Scientists have been able to clone mice that have been dead for up to sixteen years. From the story:
Japanese scientists have cloned mice whose bodies were frozen for as long 16 years and said on Monday it may be possible to use the technique to resurrect mammoths and other extinct species. Mouse cloning expert Teruhiko Wakayama and colleagues at the Center for Developmental Biology, at Japan’s RIKEN research institute in Yokohama, managed to clone the mice even though their cells had burst. “Thus, nuclear transfer techniques could be used to ‘resurrect’ animals or maintain valuable genomic stocks from tissues frozen for prolonged periods without any cryopreservation,” they wrote in the Proceedings of the National Academy of Sciences.
Hmmm. Should we interfere with evolution by trying to bring back extinct species? Not sure about that.
But I do know that eventually scientists will want to turn these technologies at the human race:
Wakayama’s team dug out some mice that had been kept frozen for years and whose cells were indisputably damaged. Freezing causes cells to burst and can damage the DNA inside. Chemicals called cryoprotectants can prevent this but they must be used before the cells are frozen.
They tried using cells from several places and discovered that the brains worked best. This is a bit of a mystery, as no one has yet cloned any living mouse from a brain cell.
Many animals have been cloned, starting with sheep, and including pigs, cattle, mice and dogs. Livestock breeders want to use cloning to start elite herds of desirable animals, and doctors want to use cloning technology in human medicine.

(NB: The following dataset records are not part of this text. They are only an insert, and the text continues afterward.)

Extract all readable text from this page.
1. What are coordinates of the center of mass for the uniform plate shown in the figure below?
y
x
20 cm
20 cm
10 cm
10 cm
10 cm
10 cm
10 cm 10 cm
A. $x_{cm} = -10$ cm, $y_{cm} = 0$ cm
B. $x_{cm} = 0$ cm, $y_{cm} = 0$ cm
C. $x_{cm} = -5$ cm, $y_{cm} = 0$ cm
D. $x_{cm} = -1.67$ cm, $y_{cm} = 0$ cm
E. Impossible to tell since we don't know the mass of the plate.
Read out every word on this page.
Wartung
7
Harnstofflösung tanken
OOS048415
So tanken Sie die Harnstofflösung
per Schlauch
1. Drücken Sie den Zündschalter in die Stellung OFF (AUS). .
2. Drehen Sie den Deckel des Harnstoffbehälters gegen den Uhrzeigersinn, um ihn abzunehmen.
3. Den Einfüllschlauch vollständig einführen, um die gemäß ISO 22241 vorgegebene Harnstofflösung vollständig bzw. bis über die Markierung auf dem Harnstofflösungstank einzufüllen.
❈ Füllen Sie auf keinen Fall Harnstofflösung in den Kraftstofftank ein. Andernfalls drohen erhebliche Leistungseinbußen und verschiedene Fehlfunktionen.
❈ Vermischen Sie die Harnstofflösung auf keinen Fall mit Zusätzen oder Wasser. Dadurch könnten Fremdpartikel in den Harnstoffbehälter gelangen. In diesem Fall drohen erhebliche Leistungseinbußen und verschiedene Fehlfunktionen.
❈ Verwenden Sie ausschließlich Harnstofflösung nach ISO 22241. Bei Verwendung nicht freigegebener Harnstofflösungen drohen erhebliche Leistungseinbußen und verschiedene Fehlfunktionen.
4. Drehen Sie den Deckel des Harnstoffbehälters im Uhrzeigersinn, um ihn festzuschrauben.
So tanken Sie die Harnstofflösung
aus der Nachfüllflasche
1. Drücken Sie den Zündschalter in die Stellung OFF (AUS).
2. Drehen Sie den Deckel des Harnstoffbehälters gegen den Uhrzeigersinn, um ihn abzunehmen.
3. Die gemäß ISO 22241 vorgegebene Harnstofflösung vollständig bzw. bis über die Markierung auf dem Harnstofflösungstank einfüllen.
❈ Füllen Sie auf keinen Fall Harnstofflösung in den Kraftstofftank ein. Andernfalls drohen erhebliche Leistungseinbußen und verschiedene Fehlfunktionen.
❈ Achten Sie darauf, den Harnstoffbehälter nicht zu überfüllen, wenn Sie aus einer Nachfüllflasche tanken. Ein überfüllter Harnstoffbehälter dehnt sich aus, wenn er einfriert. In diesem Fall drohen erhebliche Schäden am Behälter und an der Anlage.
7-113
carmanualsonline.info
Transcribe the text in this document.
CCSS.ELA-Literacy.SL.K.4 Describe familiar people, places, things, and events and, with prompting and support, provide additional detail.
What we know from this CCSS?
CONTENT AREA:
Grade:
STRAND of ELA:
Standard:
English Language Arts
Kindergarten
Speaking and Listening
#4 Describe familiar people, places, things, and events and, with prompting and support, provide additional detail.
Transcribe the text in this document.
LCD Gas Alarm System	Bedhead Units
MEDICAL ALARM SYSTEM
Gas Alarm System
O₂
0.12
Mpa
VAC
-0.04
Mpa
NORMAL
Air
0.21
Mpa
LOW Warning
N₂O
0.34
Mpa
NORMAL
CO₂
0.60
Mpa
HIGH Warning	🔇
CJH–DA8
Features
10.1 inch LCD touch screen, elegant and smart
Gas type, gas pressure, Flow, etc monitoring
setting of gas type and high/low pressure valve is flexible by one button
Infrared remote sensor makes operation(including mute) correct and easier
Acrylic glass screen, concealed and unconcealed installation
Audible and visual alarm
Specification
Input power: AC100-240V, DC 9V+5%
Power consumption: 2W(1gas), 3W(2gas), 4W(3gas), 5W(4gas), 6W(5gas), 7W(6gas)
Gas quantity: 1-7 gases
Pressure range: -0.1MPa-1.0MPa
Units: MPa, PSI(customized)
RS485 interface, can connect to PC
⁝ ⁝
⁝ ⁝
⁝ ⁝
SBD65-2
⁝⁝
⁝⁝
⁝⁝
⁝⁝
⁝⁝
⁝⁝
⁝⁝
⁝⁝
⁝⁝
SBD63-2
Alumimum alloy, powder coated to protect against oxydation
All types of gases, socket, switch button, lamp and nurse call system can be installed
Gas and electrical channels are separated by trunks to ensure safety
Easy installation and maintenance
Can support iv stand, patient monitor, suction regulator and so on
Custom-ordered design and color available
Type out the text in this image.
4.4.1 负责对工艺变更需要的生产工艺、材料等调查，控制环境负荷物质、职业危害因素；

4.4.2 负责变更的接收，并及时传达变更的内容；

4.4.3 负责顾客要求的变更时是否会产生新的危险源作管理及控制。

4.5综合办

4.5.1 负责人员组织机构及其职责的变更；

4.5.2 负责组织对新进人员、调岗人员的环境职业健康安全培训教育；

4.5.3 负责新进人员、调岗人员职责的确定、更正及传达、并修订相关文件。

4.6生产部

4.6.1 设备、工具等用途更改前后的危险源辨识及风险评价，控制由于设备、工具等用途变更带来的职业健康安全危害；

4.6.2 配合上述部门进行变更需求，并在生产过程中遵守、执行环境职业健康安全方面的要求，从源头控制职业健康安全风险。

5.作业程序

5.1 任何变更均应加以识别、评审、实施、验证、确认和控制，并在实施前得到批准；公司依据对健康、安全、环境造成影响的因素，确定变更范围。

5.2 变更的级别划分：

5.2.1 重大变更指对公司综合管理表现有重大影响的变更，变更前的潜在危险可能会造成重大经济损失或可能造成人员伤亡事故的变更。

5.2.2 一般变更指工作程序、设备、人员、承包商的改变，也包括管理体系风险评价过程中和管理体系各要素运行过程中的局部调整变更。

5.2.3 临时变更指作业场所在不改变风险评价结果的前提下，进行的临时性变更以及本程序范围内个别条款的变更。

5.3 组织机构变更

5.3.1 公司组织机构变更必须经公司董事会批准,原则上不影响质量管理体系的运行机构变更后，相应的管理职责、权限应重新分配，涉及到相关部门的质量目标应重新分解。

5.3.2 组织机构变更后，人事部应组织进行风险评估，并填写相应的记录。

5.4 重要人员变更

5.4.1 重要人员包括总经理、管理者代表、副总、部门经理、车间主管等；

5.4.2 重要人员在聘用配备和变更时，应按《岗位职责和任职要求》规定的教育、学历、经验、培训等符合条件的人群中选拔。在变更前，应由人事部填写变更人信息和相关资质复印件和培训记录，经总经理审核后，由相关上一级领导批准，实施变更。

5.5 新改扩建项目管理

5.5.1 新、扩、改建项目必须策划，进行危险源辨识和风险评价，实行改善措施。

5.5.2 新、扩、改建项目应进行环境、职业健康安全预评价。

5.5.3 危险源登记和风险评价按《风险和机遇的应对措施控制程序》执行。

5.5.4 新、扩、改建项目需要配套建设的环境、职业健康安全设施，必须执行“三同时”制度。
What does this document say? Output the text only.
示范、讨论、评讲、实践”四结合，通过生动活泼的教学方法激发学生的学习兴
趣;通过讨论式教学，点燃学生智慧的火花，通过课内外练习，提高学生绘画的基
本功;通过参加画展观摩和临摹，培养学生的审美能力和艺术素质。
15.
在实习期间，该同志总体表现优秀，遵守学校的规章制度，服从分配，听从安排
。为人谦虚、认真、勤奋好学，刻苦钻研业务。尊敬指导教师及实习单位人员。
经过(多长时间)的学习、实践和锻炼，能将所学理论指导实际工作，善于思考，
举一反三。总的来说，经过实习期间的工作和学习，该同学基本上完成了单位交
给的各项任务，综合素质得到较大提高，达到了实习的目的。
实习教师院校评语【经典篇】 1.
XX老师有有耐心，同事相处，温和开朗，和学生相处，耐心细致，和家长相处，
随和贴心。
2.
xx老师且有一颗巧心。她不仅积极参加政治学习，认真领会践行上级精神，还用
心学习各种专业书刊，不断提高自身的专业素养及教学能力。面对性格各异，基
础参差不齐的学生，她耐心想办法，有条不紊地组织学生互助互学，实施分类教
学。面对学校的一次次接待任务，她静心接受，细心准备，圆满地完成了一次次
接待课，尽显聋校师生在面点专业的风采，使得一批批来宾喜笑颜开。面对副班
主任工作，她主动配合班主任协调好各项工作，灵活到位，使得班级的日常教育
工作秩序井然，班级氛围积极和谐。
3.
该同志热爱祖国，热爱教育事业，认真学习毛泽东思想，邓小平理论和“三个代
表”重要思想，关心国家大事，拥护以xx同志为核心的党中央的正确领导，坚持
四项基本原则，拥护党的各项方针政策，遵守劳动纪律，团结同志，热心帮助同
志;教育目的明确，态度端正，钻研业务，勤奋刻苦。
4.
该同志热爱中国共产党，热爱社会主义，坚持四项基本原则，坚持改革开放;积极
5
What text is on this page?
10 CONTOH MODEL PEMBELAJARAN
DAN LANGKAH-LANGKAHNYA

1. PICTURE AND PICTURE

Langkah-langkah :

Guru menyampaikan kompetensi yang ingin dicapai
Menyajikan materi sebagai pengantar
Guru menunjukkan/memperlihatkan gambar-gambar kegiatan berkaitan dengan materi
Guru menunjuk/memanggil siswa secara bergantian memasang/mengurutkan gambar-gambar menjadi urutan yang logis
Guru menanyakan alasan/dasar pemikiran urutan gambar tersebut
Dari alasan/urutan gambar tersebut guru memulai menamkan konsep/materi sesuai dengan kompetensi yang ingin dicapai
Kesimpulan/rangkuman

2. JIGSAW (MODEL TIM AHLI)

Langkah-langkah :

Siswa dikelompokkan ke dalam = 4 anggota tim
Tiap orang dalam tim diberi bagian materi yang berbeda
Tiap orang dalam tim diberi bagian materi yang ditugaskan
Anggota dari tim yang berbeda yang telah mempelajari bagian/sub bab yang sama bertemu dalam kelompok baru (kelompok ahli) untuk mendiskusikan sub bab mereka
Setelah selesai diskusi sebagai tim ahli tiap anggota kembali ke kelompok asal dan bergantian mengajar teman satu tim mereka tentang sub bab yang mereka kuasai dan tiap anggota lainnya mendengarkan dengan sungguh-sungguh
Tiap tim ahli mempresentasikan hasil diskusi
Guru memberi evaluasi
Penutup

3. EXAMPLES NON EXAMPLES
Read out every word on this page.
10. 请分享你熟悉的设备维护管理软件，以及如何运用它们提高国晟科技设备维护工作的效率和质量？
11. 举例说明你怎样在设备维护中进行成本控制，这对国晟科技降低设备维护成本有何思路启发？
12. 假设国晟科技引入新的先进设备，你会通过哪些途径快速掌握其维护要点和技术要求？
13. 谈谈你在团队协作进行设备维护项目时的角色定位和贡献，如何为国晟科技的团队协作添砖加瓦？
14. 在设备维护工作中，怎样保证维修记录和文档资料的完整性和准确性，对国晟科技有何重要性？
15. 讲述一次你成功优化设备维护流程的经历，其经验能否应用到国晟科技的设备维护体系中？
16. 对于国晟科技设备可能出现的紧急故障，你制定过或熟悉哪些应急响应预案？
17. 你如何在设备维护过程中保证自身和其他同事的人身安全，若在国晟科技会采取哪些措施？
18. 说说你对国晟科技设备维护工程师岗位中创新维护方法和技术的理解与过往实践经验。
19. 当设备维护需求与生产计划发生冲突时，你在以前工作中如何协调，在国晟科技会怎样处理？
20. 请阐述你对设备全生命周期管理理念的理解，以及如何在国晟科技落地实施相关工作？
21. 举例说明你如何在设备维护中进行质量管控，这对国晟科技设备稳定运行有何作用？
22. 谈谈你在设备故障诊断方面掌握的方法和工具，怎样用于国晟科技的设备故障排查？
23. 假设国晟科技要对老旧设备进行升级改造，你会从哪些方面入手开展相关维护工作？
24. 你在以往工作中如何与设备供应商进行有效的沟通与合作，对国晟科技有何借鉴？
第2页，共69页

“There is hope in bringing Ted Williams back, after all,” cloning and stem cell expert John Gearhart of the University of Pennsylvania said in an e-mail. The family of Williams, the Boston Red Sox hitter, had his body frozen by cryogenics firm Alcor after he died in 2002.
Gearhart was only half-joking and said the study “may now stimulate the small industry of freezing parts of us before we die to bring us back in the future.”
Of course “we” wouldn’t be back, it would be our near-identical twins who would be their own individuals. I am beginning to be glad I won’t be here one hundred years from now.